En effet, pour diriger une grande entreprise, l’avocat d’affaire, le consultant, l’audit sait qu’il devra changer plusieurs fois de métier et d’employeur.
En revanche, dans la fonction publique, nous maintenons un système de carrière linéaire tout au long de la vie, ce qui entraîne des contraintes particulières.
Monsieur le secrétaire d’État, je ne suis pas certain que votre proposition aille dans le sens de la responsabilité et du respect du fonctionnaire désireux de consacrer sa vie au service de l’État. Cela pourrait donner le sentiment profond de remplacer une règle claire, même si elle est stressante et parfois injuste à la marge – mais quel le classement ne l’est pas ? –, par un système dont la confusion a été dénoncée à juste titre par MM. Josselin de Rohan, Yann Gaillard et Philippe Marini.
Par conséquent, monsieur le secrétaire d’État, nous avons beaucoup de respect pour la quasi-totalité de votre réforme, mais nous vous demandons de bien réfléchir avant d’engager la suppression du classement de sortie, qui a au moins le mérite de la clarté et de la transparence. (Applaudissements sur les travées de l’UMP.)
M. Ladislas Poniatowski. Excellent !
M. le président. La parole est à M. Yannick Bodin.
M. Yannick Bodin. Monsieur le président, monsieur le secrétaire d'État, mes chers collègues, pour ma part, je voudrais approfondir un aspect du recrutement et de la formation des hauts fonctionnaires de l’État qui est, me semble-t-il, essentiel pour notre société.
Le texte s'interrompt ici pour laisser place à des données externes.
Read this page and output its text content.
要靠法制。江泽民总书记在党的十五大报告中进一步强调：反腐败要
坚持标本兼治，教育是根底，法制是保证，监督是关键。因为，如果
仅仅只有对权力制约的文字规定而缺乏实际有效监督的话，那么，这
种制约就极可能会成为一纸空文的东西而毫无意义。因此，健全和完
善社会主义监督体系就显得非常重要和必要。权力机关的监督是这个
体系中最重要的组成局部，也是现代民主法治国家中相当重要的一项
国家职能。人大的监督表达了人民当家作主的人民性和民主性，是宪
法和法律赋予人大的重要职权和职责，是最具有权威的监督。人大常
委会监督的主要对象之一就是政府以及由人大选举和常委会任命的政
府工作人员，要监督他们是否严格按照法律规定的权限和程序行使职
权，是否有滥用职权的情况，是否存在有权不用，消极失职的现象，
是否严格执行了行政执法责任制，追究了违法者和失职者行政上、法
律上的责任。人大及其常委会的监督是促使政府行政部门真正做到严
Je fais en effet référence à la démocratisation et à la diversité sociale. Je serais même tenté de parler de « démocratisation par la diversité sociale ».
Monsieur le secrétaire d’État, au mois de septembre 2007, la commission des affaires culturelles du Sénat m’a confié la rédaction du rapport de la mission d’information portant sur la diversité sociale et l’égalité des chances dans la composition des classes préparatoires aux grandes écoles, présidée par notre collègue Jacques Legendre. (L’orateur brandit un exemplaire dudit rapport.) Ce rapport, intitulé Diversité sociale dans les classes préparatoires aux grandes écoles : mettre fin à une forme de « délit d’initié » et adopté à l’unanimité par la commission, notait avec inquiétude l’absence de diversité sociale dans les classes préparatoires.
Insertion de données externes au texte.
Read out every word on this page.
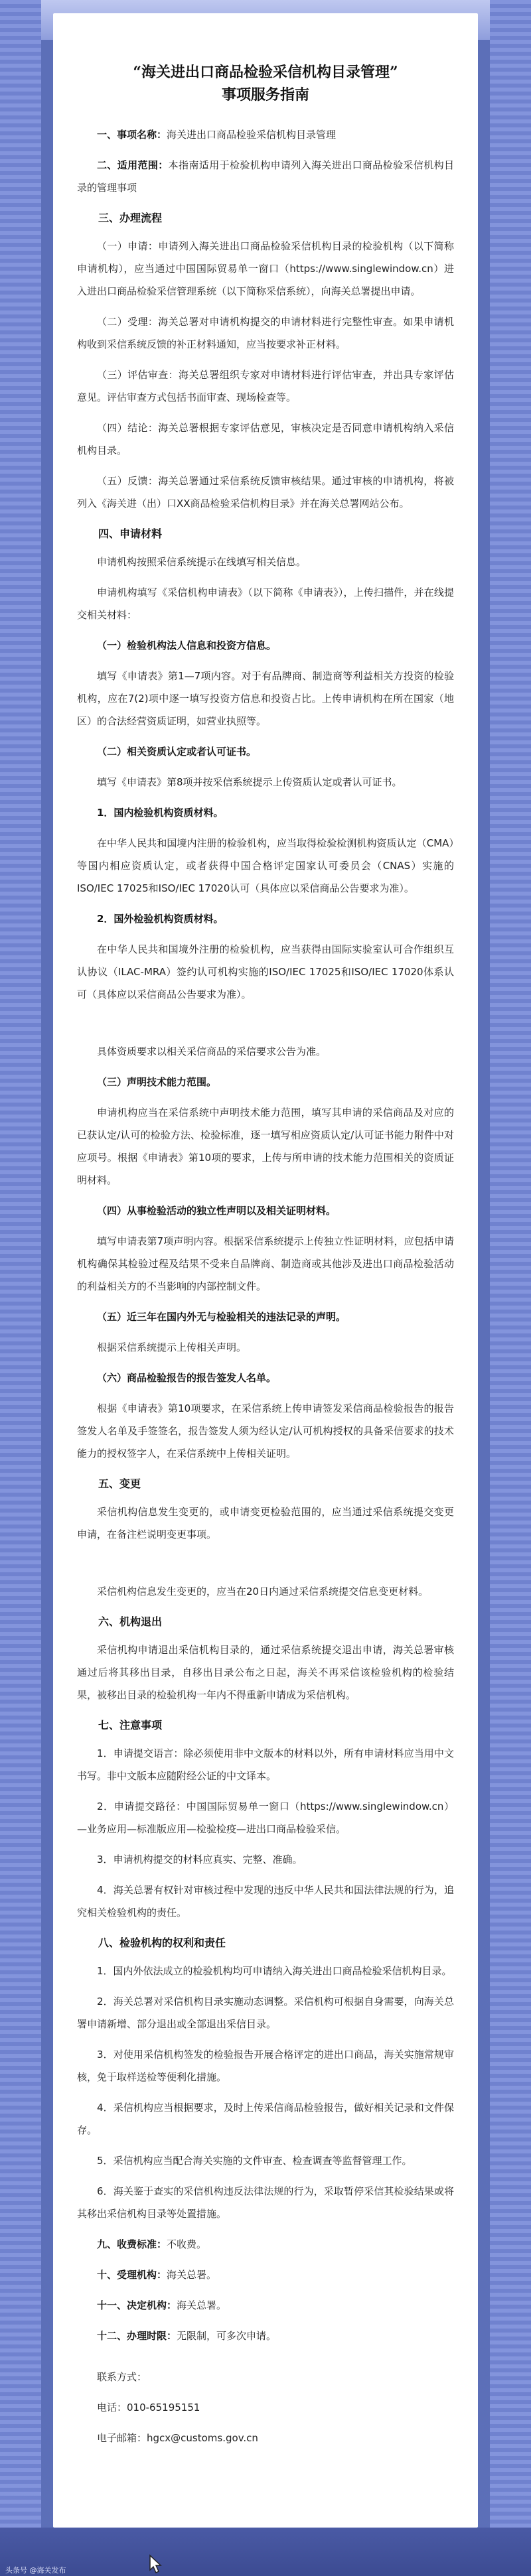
“海关进出口商品检验采信机构目录管理”
事项服务指南

一、事项名称：海关进出口商品检验采信机构目录管理

二、适用范围：本指南适用于检验机构申请列入海关进出口商品检验采信机构目录的管理事项

三、办理流程

（一）申请：申请列入海关进出口商品检验采信机构目录的检验机构（以下简称申请机构），应当通过中国国际贸易单一窗口（https://www.singlewindow.cn）进入进出口商品检验采信管理系统（以下简称采信系统），向海关总署提出申请。

（二）受理：海关总署对申请机构提交的申请材料进行完整性审查。如果申请机构收到采信系统反馈的补正材料通知，应当按要求补正材料。

（三）评估审查：海关总署组织专家对申请材料进行评估审查，并出具专家评估意见。评估审查方式包括书面审查、现场检查等。

（四）结论：海关总署根据专家评估意见，审核决定是否同意申请机构纳入采信机构目录。

（五）反馈：海关总署通过采信系统反馈审核结果。通过审核的申请机构，将被列入《海关进（出）口XX商品检验采信机构目录》并在海关总署网站公布。

四、申请材料

申请机构按照采信系统提示在线填写相关信息。

申请机构填写《采信机构申请表》（以下简称《申请表》），上传扫描件，并在线提交相关材料：

（一）检验机构法人信息和投资方信息。

填写《申请表》第1—7项内容。对于有品牌商、制造商等利益相关方投资的检验机构，应在7(2)项中逐一填写投资方信息和投资占比。上传申请机构在所在国家（地区）的合法经营资质证明，如营业执照等。

（二）相关资质认定或者认可证书。

填写《申请表》第8项并按采信系统提示上传资质认定或者认可证书。

1．国内检验机构资质材料。

在中华人民共和国境内注册的检验机构，应当取得检验检测机构资质认定（CMA）等国内相应资质认定，或者获得中国合格评定国家认可委员会（CNAS）实施的ISO/IEC 17025和ISO/IEC 17020认可（具体应以采信商品公告要求为准）。

2．国外检验机构资质材料。

在中华人民共和国境外注册的检验机构，应当获得由国际实验室认可合作组织互认协议（ILAC-MRA）签约认可机构实施的ISO/IEC 17025和ISO/IEC 17020体系认可（具体应以采信商品公告要求为准）。

具体资质要求以相关采信商品的采信要求公告为准。

（三）声明技术能力范围。

申请机构应当在采信系统中声明技术能力范围，填写其申请的采信商品及对应的已获认定/认可的检验方法、检验标准，逐一填写相应资质认定/认可证书能力附件中对应项号。根据《申请表》第10项的要求，上传与所申请的技术能力范围相关的资质证明材料。

（四）从事检验活动的独立性声明以及相关证明材料。

填写申请表第7项声明内容。根据采信系统提示上传独立性证明材料，应包括申请机构确保其检验过程及结果不受来自品牌商、制造商或其他涉及进出口商品检验活动的利益相关方的不当影响的内部控制文件。

（五）近三年在国内外无与检验相关的违法记录的声明。

根据采信系统提示上传相关声明。

（六）商品检验报告的报告签发人名单。

根据《申请表》第10项要求，在采信系统上传申请签发采信商品检验报告的报告签发人名单及手签签名，报告签发人须为经认定/认可机构授权的具备采信要求的技术能力的授权签字人，在采信系统中上传相关证明。

五、变更

采信机构信息发生变更的，或申请变更检验范围的，应当通过采信系统提交变更申请，在备注栏说明变更事项。

采信机构信息发生变更的，应当在20日内通过采信系统提交信息变更材料。

六、机构退出

采信机构申请退出采信机构目录的，通过采信系统提交退出申请，海关总署审核通过后将其移出目录，自移出目录公布之日起，海关不再采信该检验机构的检验结果，被移出目录的检验机构一年内不得重新申请成为采信机构。

七、注意事项

1．申请提交语言：除必须使用非中文版本的材料以外，所有申请材料应当用中文书写。非中文版本应随附经公证的中文译本。

2．申请提交路径：中国国际贸易单一窗口（https://www.singlewindow.cn）—业务应用—标准版应用—检验检疫—进出口商品检验采信。

3．申请机构提交的材料应真实、完整、准确。

4．海关总署有权针对审核过程中发现的违反中华人民共和国法律法规的行为，追究相关检验机构的责任。

八、检验机构的权利和责任

1．国内外依法成立的检验机构均可申请纳入海关进出口商品检验采信机构目录。

2．海关总署对采信机构目录实施动态调整。采信机构可根据自身需要，向海关总署申请新增、部分退出或全部退出采信目录。

3．对使用采信机构签发的检验报告开展合格评定的进出口商品，海关实施常规审核，免于取样送检等便利化措施。

4．采信机构应当根据要求，及时上传采信商品检验报告，做好相关记录和文件保存。

5．采信机构应当配合海关实施的文件审查、检查调查等监督管理工作。

6．海关鉴于查实的采信机构违反法律法规的行为，采取暂停采信其检验结果或将其移出采信机构目录等处置措施。

九、收费标准：不收费。

十、受理机构：海关总署。

十一、决定机构：海关总署。

十二、办理时限：无限制，可多次申请。

联系方式：

电话：010-65195151

电子邮箱：hgcx@customs.gov.cn

头条号 @海关发布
Les constats sont sensiblement identiques, voire plus préoccupants, s’agissant du recrutement des hauts fonctionnaires. La diversité sociale dans les hautes écoles de l’administration est particulièrement faible. Comme vous le savez, à l’entrée en classe de sixième, le taux d’élèves issus des milieux populaires est de 45 %. Et cette proportion tombe à 13 % à l’entrée des classes préparatoires aux grandes écoles !
D’ailleurs, ce qui est vrai pour les grandes écoles l’est également pour l’enseignement supérieur en général, c’est-à-dire pour l’université. En effet, aujourd’hui, à peine 33 % des enfants issus des classes modestes accèdent à l’enseignement supérieur à la sortie du baccalauréat. Et seulement 16 % d’entre eux obtiennent les diplômes les plus élevés à l’université.
En d’autres termes, l’« ascenseur social » est en panne depuis trop longtemps, ce qui a des conséquences sur la motivation des élèves. Un phénomène d’autocensure s’est ainsi développé parmi les classes les moins favorisées s’agissant de l’accès aux grandes écoles ou aux plus hautes sphères de l’administration. Cette autocensure est d’ordre à la fois socioculturel et psychologique et elle renvoie à la défaillance de notre système d’orientation.
Et cela n’est pas sans conséquences pour notre pays. Le mode de reproduction des élites handicape les administrations et les entreprises, car celles-ci ne peuvent pas trouver au sein du vivier des jeunes diplômés la diversité des talents et des personnalités qu’elles souhaitent recruter. Notre pays ne peut pas être dirigé par des personnes qui sont pour l’essentiel issues des mêmes milieux socioculturels, au demeurant souvent éloignés du quotidien vécu par le plus grand nombre.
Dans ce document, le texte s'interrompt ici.